28280082_2335850006441216_2924832849419145025_n.jpg

 

Ingredients

 

For the Base:

·      ½ cup rolled oats - 2 extra tablespoons set aside from the ½ cup

·      ½ cup mixed nuts & seeds (I used predominantly walnuts and sunflower seeds)

·      11 large Medjool dates

·      2 extra tablespoons of raw sunflower seeds

·      2 teaspoons cinnamon

·      ½ teaspoon Himalayan pink salt

 

Coconut Cheesecake Layer:

·      1 cup dry raw cashews, soaked for a couple of hours or overnight (note: if you haven’t had time to soak them and don’t mind them not being raw anymore, you can boil them for 5 minutes to soften)

·      8 tablespoons of full fat tinned coconut milk, tinned

·      3 tablespoons syrup of choice (like maple syrup, brown rice syrup or honey if you eat it and can find a sustainable source like a local small-scale farm)

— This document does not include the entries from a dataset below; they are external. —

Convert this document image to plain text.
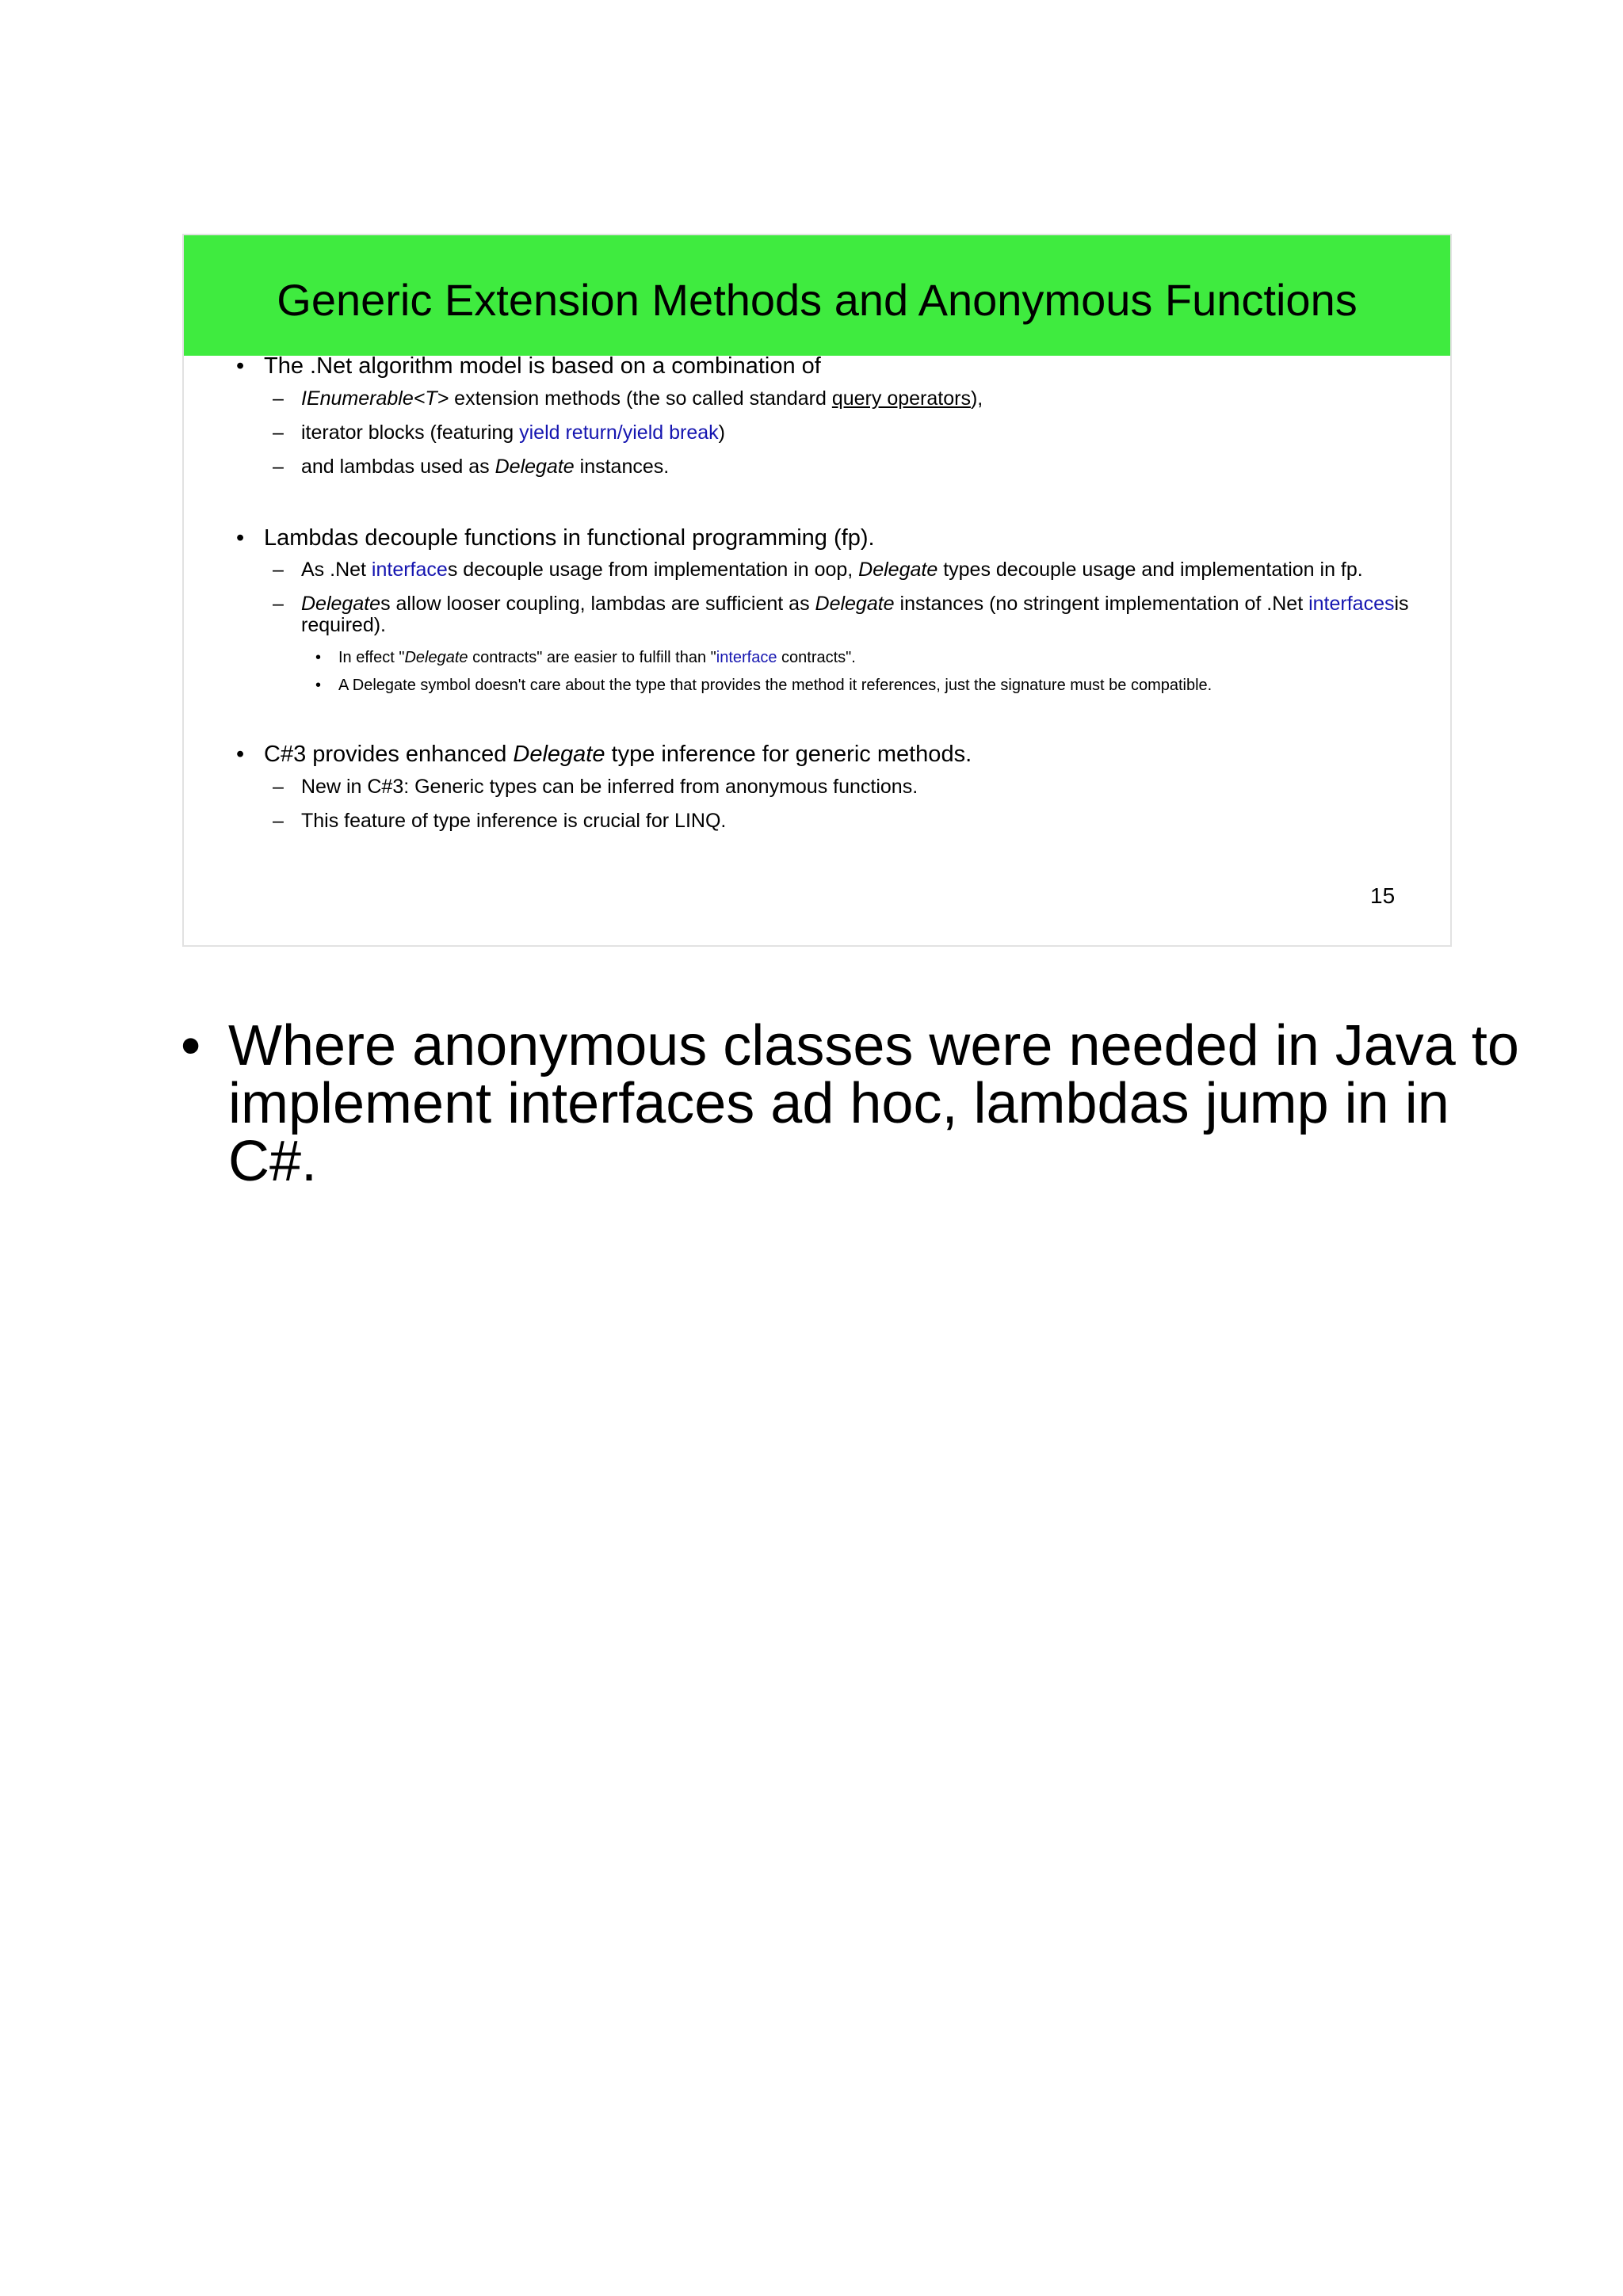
Generic Extension Methods and Anonymous Functions
• The .Net algorithm model is based on a combination of
– IEnumerable<T> extension methods (the so called standard query operators),
– iterator blocks (featuring yield return/yield break)
– and lambdas used as Delegate instances.
• Lambdas decouple functions in functional programming (fp).
– As .Net interfaces decouple usage from implementation in oop, Delegate types decouple usage and implementation in fp.
– Delegates allow looser coupling, lambdas are sufficient as Delegate instances (no stringent implementation of .Net interfacesis
required).
• In effect "Delegate contracts" are easier to fulfill than "interface contracts".
• A Delegate symbol doesn't care about the type that provides the method it references, just the signature must be compatible.
• C#3 provides enhanced Delegate type inference for generic methods.
– New in C#3: Generic types can be inferred from anonymous functions.
– This feature of type inference is crucial for LINQ.
15
• Where anonymous classes were needed in Java to
implement interfaces ad hoc, lambdas jump in in
C#.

·      2 tablespoons coconut oil, melted

·      10 drops stevia liquid (you can get this from most health food stores)

·      ½ teaspoon of salt

 

For the Chocolate Layer:

·      ½ cup melted coconut oil

·      20 drops stevia liquid

·      1/3 cup of liquid sweetener of choice

·      4-5 tablespoons of raw cacao or high quality cocoa powder

·      Pinch of salt

 

 

 

METHOD:

 

1.     In a food processor, place the rolled oats (minus the 2 tablespoons), the ½ cup mixed nuts/seeds, the dates, salt & cinnamon. Process it until it can hold together when squished between two fingers. Once it is finished, add the 2 tablespoons of whole rolled oats and the 2 tablespoons raw sunflower seeds. This adds texture and crunch.

2.     Take a small baking dish or tray, line it with parchment/baking paper/cling wrap. Press the base ingredients into the bottom of the pan and ensure that you press it down firmly with a damp hand in one even layer (about 1 cm thick). Place in the freezer to set while we make the creamy cheesecake layer.

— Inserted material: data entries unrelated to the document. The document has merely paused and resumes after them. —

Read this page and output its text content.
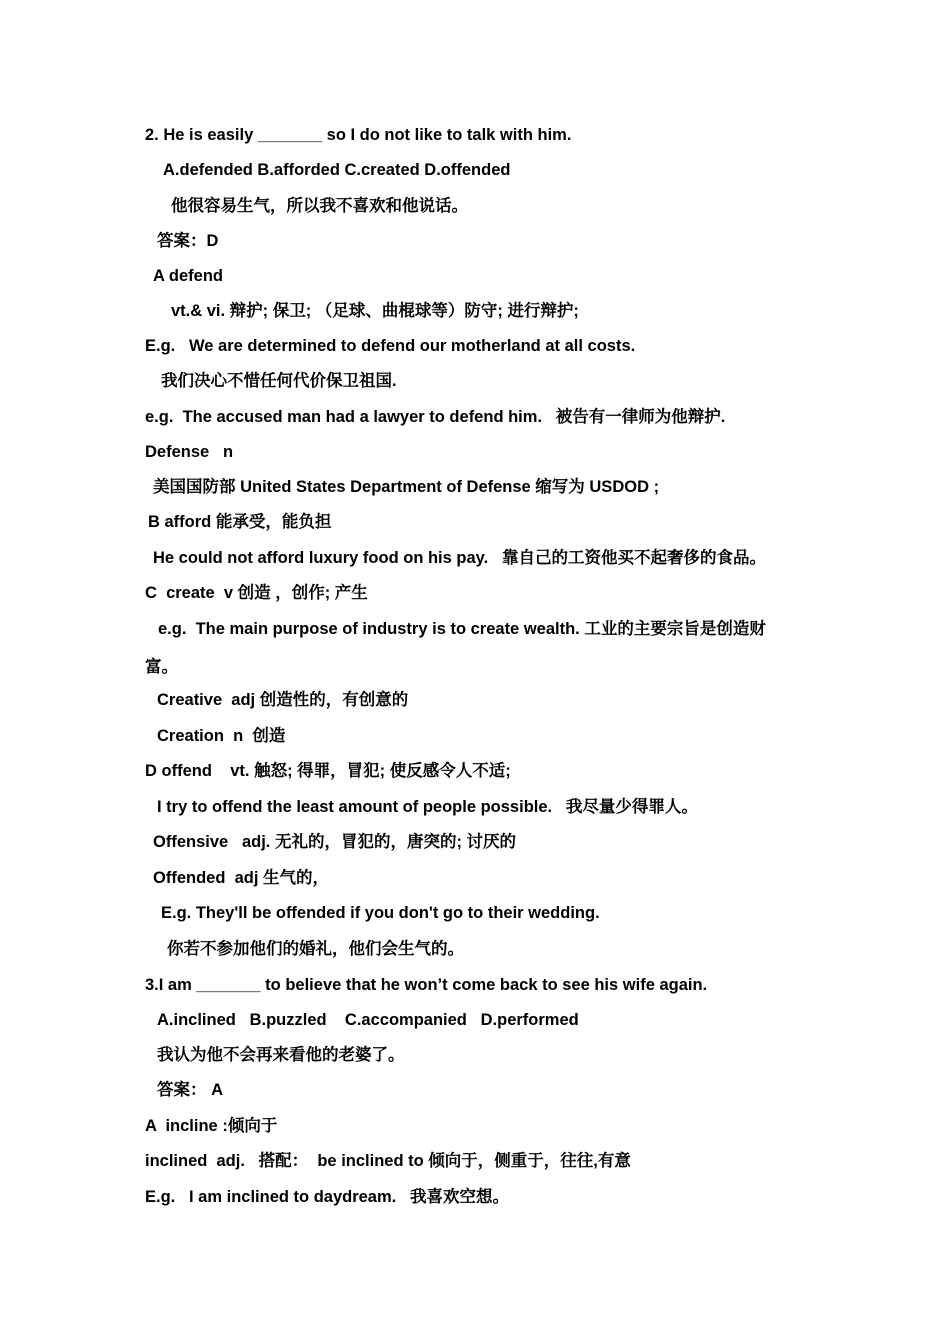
2. He is easily _______ so I do not like to talk with him.
A.defended B.afforded C.created D.offended
他很容易生气，所以我不喜欢和他说话。
答案：D
A defend
vt.& vi. 辩护; 保卫; （足球、曲棍球等）防守; 进行辩护;
E.g.   We are determined to defend our motherland at all costs.
我们决心不惜任何代价保卫祖国.
e.g.  The accused man had a lawyer to defend him.   被告有一律师为他辩护.
Defense   n
美国国防部 United States Department of Defense 缩写为 USDOD ;
B afford 能承受，能负担
He could not afford luxury food on his pay.   靠自己的工资他买不起奢侈的食品。
C  create  v 创造 ，创作; 产生
e.g.  The main purpose of industry is to create wealth. 工业的主要宗旨是创造财
富。
Creative  adj 创造性的，有创意的
Creation  n  创造
D offend    vt. 触怒; 得罪，冒犯; 使反感令人不适;
I try to offend the least amount of people possible.   我尽量少得罪人。
Offensive   adj. 无礼的，冒犯的，唐突的; 讨厌的
Offended  adj 生气的，
E.g. They'll be offended if you don't go to their wedding.
你若不参加他们的婚礼，他们会生气的。
3.I am _______ to believe that he won’t come back to see his wife again.
A.inclined   B.puzzled    C.accompanied   D.performed
我认为他不会再来看他的老婆了。
答案： A
A  incline :倾向于
inclined  adj.   搭配：  be inclined to 倾向于，侧重于，往往,有意
E.g.   I am inclined to daydream.   我喜欢空想。
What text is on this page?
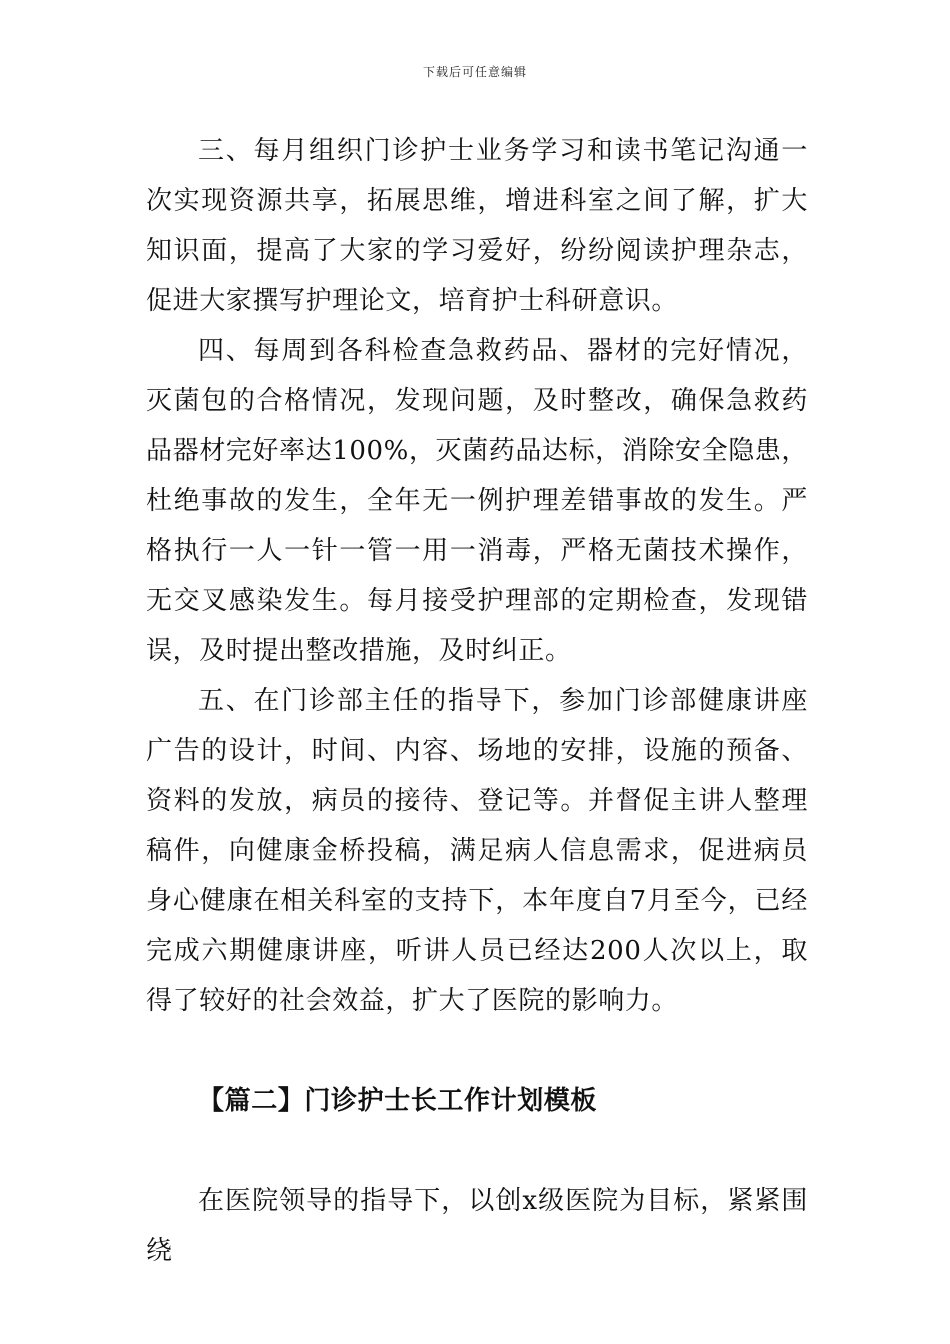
下载后可任意编辑

三、每月组织门诊护士业务学习和读书笔记沟通一次实现资源共享，拓展思维，增进科室之间了解，扩大知识面，提高了大家的学习爱好，纷纷阅读护理杂志，促进大家撰写护理论文，培育护士科研意识。

四、每周到各科检查急救药品、器材的完好情况，灭菌包的合格情况，发现问题，及时整改，确保急救药品器材完好率达100%，灭菌药品达标，消除安全隐患，杜绝事故的发生，全年无一例护理差错事故的发生。严格执行一人一针一管一用一消毒，严格无菌技术操作，无交叉感染发生。每月接受护理部的定期检查，发现错误，及时提出整改措施，及时纠正。

五、在门诊部主任的指导下，参加门诊部健康讲座广告的设计，时间、内容、场地的安排，设施的预备、资料的发放，病员的接待、登记等。并督促主讲人整理稿件，向健康金桥投稿，满足病人信息需求，促进病员身心健康在相关科室的支持下，本年度自7月至今，已经完成六期健康讲座，听讲人员已经达200人次以上，取得了较好的社会效益，扩大了医院的影响力。

【篇二】门诊护士长工作计划模板

在医院领导的指导下，以创x级医院为目标，紧紧围绕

3.     Place all of the ingredients for the coconut cheesecake layer in a blender (I used a nutri-bullet which had great results) and blend on high until smooth and creamy.

4.     Take out the base layer from the freezer, top with all of the creamy coconut mixture and even it out. Return to freezer for a couple of hours or until frozen and firm to the touch.

5.     To make the chocolate layer, place a small saucepan on the stove and melt your coconut oil and syrup together. Then add the remaining ingredients and stir/whisk vigorously to combine. Taste & adjust to your liking. Leave it to cool.

6.     Then remove the first two cheesecake components from the freezer, pour the chocolate mixture over it (once it has cooled) and place back in the freezer to set (about 30 minutes did us good).

7.     Slice into bars with a warmed sharped knife. To warm the knife you can simply place it in boiled water for a few moments, wipe down with a dry cloth and then slice carefully.